Outro aspecto de dificuldade vivida pelos brasiguaios era a falta de escola para seus filhos. Quando havia escolas, a problemática destes era acompanhar o conteúdo em uma língua estrangeira, desconhecida para eles, pois a aulas eram ministradas em espanhol, e eles falavam o português.
Mas, as dificuldades não paravam por aí. Os imigrantes enfrentavam também problemas com o serviço militar no Paraguai com jovens brasiguaios acima de quatorze anos. Para Batista (1990, p. 93):
É costume realizarem-se “batidas” policiais para o recrutamento forçado, tanto de paraguaios como de brasiguaios fato que causa muito sofrimento aos pais brasiguaios e paraguaios, atingindo vários jovens de forma violenta; eles são praticamente raptados e levados para local desconhecido, passando por muitos maus tratos.
Quando a polícia paraguaia passava para recrutar esses jovens, muitos pais escondiam seus filhos no Brasil para evitar vê-los sofrer humilhações e maus tratos.

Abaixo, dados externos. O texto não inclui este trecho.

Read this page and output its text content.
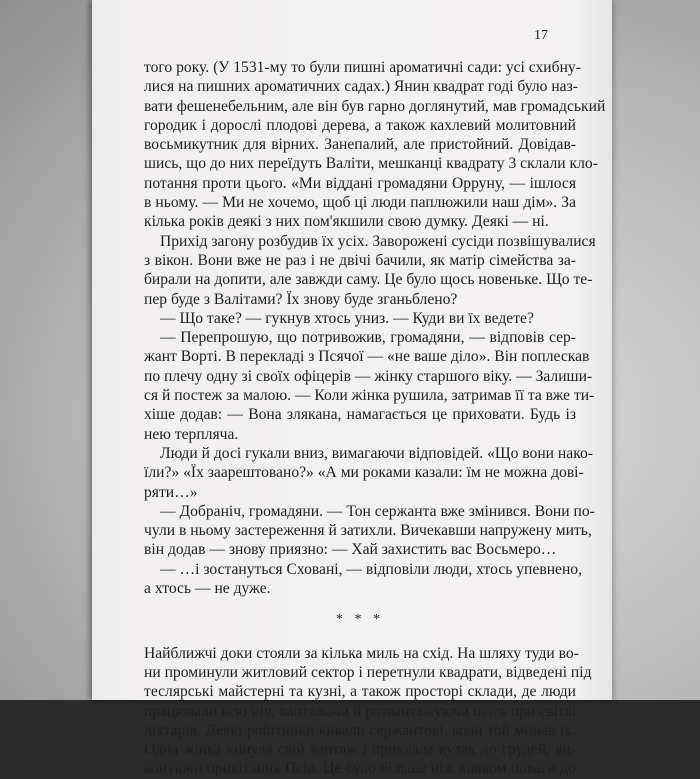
17
того року. (У 1531-му то були пишні ароматичні сади: усі схибну-
лися на пишних ароматичних садах.) Янин квадрат годі було наз-
вати фешенебельним, але він був гарно доглянутий, мав громадський
городик і дорослі плодові дерева, а також кахлевий молитовний
восьмикутник для вірних. Занепалий, але пристойний. Довідав-
шись, що до них переїдуть Валіти, мешканці квадрату 3 склали кло-
потання проти цього. «Ми віддані громадяни Орруну, — ішлося
в ньому. — Ми не хочемо, щоб ці люди паплюжили наш дім». За
кілька років деякі з них пом'якшили свою думку. Деякі — ні.
Прихід загону розбудив їх усіх. Заворожені сусіди позвішувалися
з вікон. Вони вже не раз і не двічі бачили, як матір сімейства за-
бирали на допити, але завжди саму. Це було щось новеньке. Що те-
пер буде з Валітами? Їх знову буде зганьблено?
— Що таке? — гукнув хтось униз. — Куди ви їх ведете?
— Перепрошую, що потривожив, громадяни, — відповів сер-
жант Ворті. В перекладі з Псячої — «не ваше діло». Він поплескав
по плечу одну зі своїх офіцерів — жінку старшого віку. — Залиши-
ся й постеж за малою. — Коли жінка рушила, затримав її та вже ти-
хіше додав: — Вона злякана, намагається це приховати. Будь із
нею терпляча.
Люди й досі гукали вниз, вимагаючи відповідей. «Що вони нако-
їли?» «Їх заарештовано?» «А ми роками казали: їм не можна дові-
ряти…»
— Добраніч, громадяни. — Тон сержанта вже змінився. Вони по-
чули в ньому застереження й затихли. Вичекавши напружену мить,
він додав — знову приязно: — Хай захистить вас Восьмеро…
— …і зостануться Сховані, — відповіли люди, хтось упевнено,
а хтось — не дуже.
* * *
Найближчі доки стояли за кілька миль на схід. На шляху туди во-
ни проминули житловий сектор і перетнули квадрати, відведені під
теслярські майстерні та кузні, а також просторі склади, де люди
працювали всю ніч, вантажачи й розвантажуючи щось при світлі
ліхтарів. Деякі робітники кивали сержантові, коли той минав їх.
Одна жінка кинула свій вантаж і приклала кулак до грудей, ви-
конуючи привітання Псів. Це було більше ніж виявом поваги до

No Paraguai, os movimentos reivindicatórios sofriam sérias ameaças. Podemos citar um exemplo da repressão sofrida pelo Movimento dos Trabalhadores Rurais Sem Terra que estava articulando o retorno ao Brasil para mais de duzentas famílias cadastrados pelo INCRA. Quando a polícia paraguaia tomou conhecimento da realização dessas reuniões, ela não permitiu que isso acontecesse e ameaçou o Movimento e usou de coação. Isso desfez o sonho de retorno ao Brasil.
Esses brasiguaios sofriam muito em território estrangeiro. Muitos já viviam há mais de quinze anos lá, mas não falavam sequer uma palavra em guarani. Esse era um tronco lingüístico muito difícil para quem traz em sua língua materna o português. Mesmo o castelhano, cuja compreensão era mais provável, era difícil de falar. Ou, então, falavam com dificuldade e isso também causava desconforto e, na maioria das vezes, preconceito dos paraguaios.

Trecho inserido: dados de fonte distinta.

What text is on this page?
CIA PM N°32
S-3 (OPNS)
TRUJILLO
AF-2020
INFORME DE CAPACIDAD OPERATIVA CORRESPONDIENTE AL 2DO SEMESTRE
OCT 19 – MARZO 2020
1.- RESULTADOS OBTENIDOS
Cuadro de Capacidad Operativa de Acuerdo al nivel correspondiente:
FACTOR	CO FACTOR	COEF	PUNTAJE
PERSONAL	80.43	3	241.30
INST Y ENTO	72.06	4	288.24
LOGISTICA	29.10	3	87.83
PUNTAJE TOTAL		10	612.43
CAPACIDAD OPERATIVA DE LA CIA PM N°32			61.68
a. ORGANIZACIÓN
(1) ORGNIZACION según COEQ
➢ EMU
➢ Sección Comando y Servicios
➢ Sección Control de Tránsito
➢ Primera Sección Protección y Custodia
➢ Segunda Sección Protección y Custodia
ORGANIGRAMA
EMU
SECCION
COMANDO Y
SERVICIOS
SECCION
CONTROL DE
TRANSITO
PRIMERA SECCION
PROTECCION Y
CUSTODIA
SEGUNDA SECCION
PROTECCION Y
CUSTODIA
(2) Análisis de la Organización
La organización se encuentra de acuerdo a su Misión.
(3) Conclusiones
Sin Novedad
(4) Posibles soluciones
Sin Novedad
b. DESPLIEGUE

A partir da década de 1970, os campesinos3 passam a conviver com o mesmo problema enfrentado pelos camponeses brasileiros diante da modernização da agricultura. Tanto campesinos como brasiguaios foram sendo expulsos da terra diante da aglutinação de pequenas propriedades pelos latifúndios, empurrando milhares de famílias ao centro do país para morar nas periferias das grandes cidades paraguaias, sendo obrigadas a viver de subempregos nas grandes cerrarias e empresas.

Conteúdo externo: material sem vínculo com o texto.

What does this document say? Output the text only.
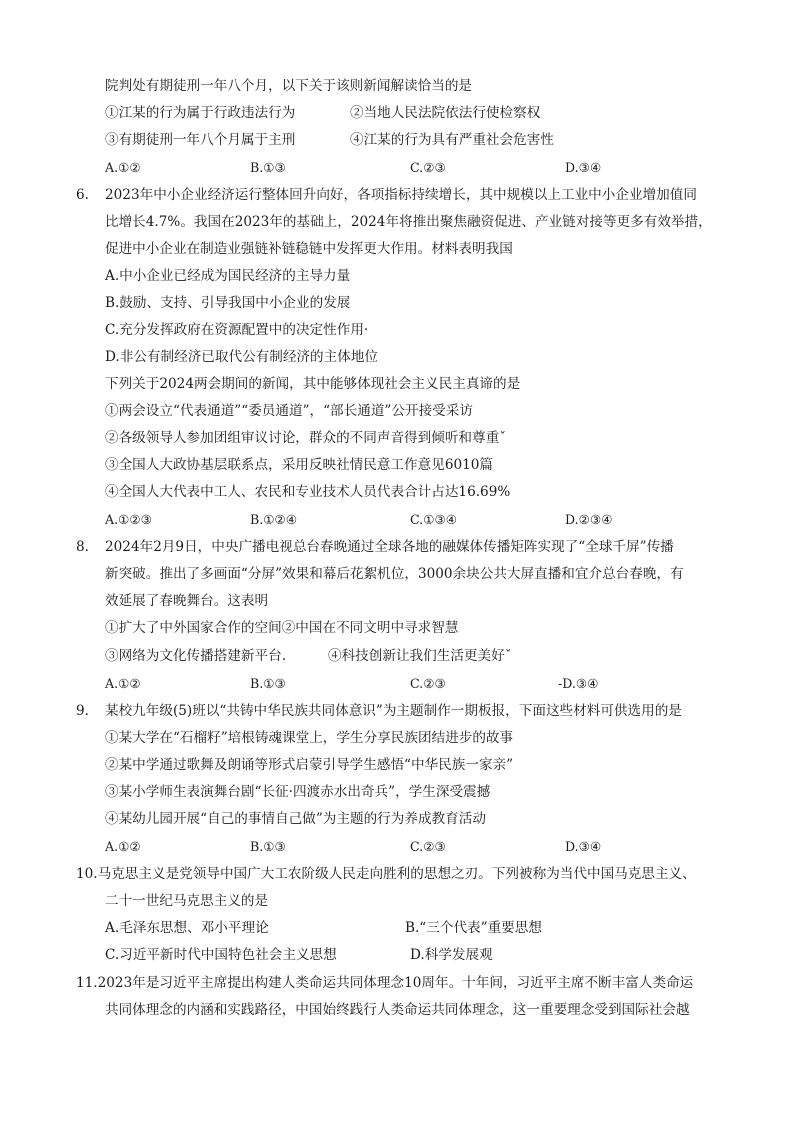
院判处有期徒刑一年八个月，以下关于该则新闻解读恰当的是
①江某的行为属于行政违法行为	②当地人民法院依法行使检察权
③有期徒刑一年八个月属于主刑	④江某的行为具有严重社会危害性
A.①②	B.①③	C.②③	D.③④
6. 2023年中小企业经济运行整体回升向好，各项指标持续增长，其中规模以上工业中小企业增加值同
比增长4.7%。我国在2023年的基础上，2024年将推出聚焦融资促进、产业链对接等更多有效举措，
促进中小企业在制造业强链补链稳链中发挥更大作用。材料表明我国
A.中小企业已经成为国民经济的主导力量
B.鼓励、支持、引导我国中小企业的发展
C.充分发挥政府在资源配置中的决定性作用·
D.非公有制经济已取代公有制经济的主体地位
下列关于2024两会期间的新闻，其中能够体现社会主义民主真谛的是
①两会设立“代表通道”“委员通道”，“部长通道”公开接受采访
②各级领导人参加团组审议讨论，群众的不同声音得到倾听和尊重ˇ
③全国人大政协基层联系点，采用反映社情民意工作意见6010篇
④全国人大代表中工人、农民和专业技术人员代表合计占达16.69%
A.①②③	B.①②④	C.①③④	D.②③④
8. 2024年2月9日，中央广播电视总台春晚通过全球各地的融媒体传播矩阵实现了“全球千屏”传播
新突破。推出了多画面“分屏”效果和幕后花絮机位，3000余块公共大屏直播和宜介总台春晚，有
效延展了春晚舞台。这表明
①扩大了中外国家合作的空间②中国在不同文明中寻求智慧
③网络为文化传播搭建新平台.	④科技创新让我们生活更美好ˇ
A.①②	B.①③	C.②③	-D.③④
9. 某校九年级(5)班以“共铸中华民族共同体意识”为主题制作一期板报，下面这些材料可供选用的是
①某大学在“石榴籽”培根铸魂课堂上，学生分享民族团结进步的故事
②某中学通过歌舞及朗诵等形式启蒙引导学生感悟“中华民族一家亲”
③某小学师生表演舞台剧“长征·四渡赤水出奇兵”，学生深受震撼
④某幼儿园开展“自己的事情自己做”为主题的行为养成教育活动
A.①②	B.①③	C.②③	D.③④
10.马克思主义是党领导中国广大工农阶级人民走向胜利的思想之刃。下列被称为当代中国马克思主义、
二十一世纪马克思主义的是
A.毛泽东思想、邓小平理论	B.“三个代表”重要思想
C.习近平新时代中国特色社会主义思想	D.科学发展观
11.2023年是习近平主席提出构建人类命运共同体理念10周年。十年间，习近平主席不断丰富人类命运
共同体理念的内涵和实践路径，中国始终践行人类命运共同体理念，这一重要理念受到国际社会越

De acordo com Riquelme (2003, p. 11):
En el Paraguay la década de setenta, en la que comenzaron a ser analizados los primeros síntomas de la descomposición campesina como resultado de la modernización agraria a partir de la aplicación del paquete tecnológico llamado Revolución Verde [...] a estructura agraria caracterizada por la coexistencia del latifundio y minifundio comenzó a sufrir importantes modificaciones con la inserción de grandes empresas agroindustriales, [...] con la que comenzó efectivamente la modernización de la agricultura en el Paraguay.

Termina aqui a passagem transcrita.